Des hommes et des dieux
Un monastère perché dans les montagnes du Maghreb, dans les années 1990. Huit moines chrétiens français vivent en harmonie avec leurs frères musulmans. Quand une équipe de travailleurs étrangers est massacrée par un groupe islamiste, la terreur s’installe dans la région. L'armée propose une protection aux moines, mais ceux-ci refusent. Doivent-ils partir ? Malgré les menaces grandissantes qui les entourent, la décision des moines de rester coûte que coûte, se concrétise jour après jour... Ce film s’inspire librement de la vie des Moines Cisterciens de Tibhirine en Algérie de 1993 jusqu’à leur enlèvement en 1996.
Magnifiquement éclairé - à la lumière naturelle, éclatante au dehors, chiche pour les intérieurs - par Caroline Champetier, Des hommes et des dieux rime sans cesse avec l'iconographie catholique. Clairs-obscurs qu'on croirait tirés de tableaux d'église, corps et visages qu'aurait pu peindre le Caravage : on songe très précisément à la scène où Luc, le moine-médecin, ausculte le doyen de la communauté, frère Amédée (joué avec humour et vivacité par Jacques Herlin), vieillard aux membres fragiles. Ces références picturales sacralisent les tâches banales, élèvent les personnages.
Les héros ont pourtant leurs faiblesses, qui les rendent encore plus vibrants. Des massacres ont lieu non loin, puis leurs auteurs, armés jusqu'aux dents, viennent chercher soins et médicaments au monastère. Les moines savent qu'ils peuvent être pris pour cible, et leur courage vacille. Leur décision, mûrement réfléchie, de demeurer au monastère malgré la mort promise, est le signe d'un engagement, moins auprès de Dieu qu'auprès de l'humanité tout entière. Il s'agit de ne pas abandonner ceux qui dépendent d'eux, de résister, fût-ce de façon dérisoire, à la barbarie.
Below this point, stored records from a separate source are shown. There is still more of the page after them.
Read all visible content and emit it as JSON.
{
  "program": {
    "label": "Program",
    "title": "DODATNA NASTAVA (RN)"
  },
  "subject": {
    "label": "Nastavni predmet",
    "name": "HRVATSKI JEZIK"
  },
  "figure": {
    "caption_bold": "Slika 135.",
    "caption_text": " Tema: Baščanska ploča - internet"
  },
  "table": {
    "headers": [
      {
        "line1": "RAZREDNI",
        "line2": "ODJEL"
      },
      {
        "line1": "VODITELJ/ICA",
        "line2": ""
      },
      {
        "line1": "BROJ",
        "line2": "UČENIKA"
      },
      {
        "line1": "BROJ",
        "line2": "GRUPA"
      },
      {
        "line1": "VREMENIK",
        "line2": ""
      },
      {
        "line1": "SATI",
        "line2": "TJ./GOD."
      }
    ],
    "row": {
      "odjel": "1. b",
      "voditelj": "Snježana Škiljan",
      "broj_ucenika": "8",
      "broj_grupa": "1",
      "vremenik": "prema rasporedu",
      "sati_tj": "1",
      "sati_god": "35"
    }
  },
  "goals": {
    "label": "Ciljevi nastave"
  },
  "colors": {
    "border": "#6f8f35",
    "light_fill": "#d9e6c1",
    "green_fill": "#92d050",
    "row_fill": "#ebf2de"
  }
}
Deux séquences superbes portent le film à son sommet : un chant choral lancé comme une réponse au bruit oppressant d'un hélicoptère, dont on ne sait trop s'il protège ou condamne les moines. Puis un repas pendant lequel les frères communient littéralement autour d'un enregistrement du Lac des cygnes. Les visages sont cadrés au plus près, ces inconnus deviennent nos frères. Remplacer les cantiques par du Tchaïkovski donne la clé d'une grâce profane, où l'art est vécu comme un sacrement. Des hommes et des dieux est le digne représentant de cette foi-là.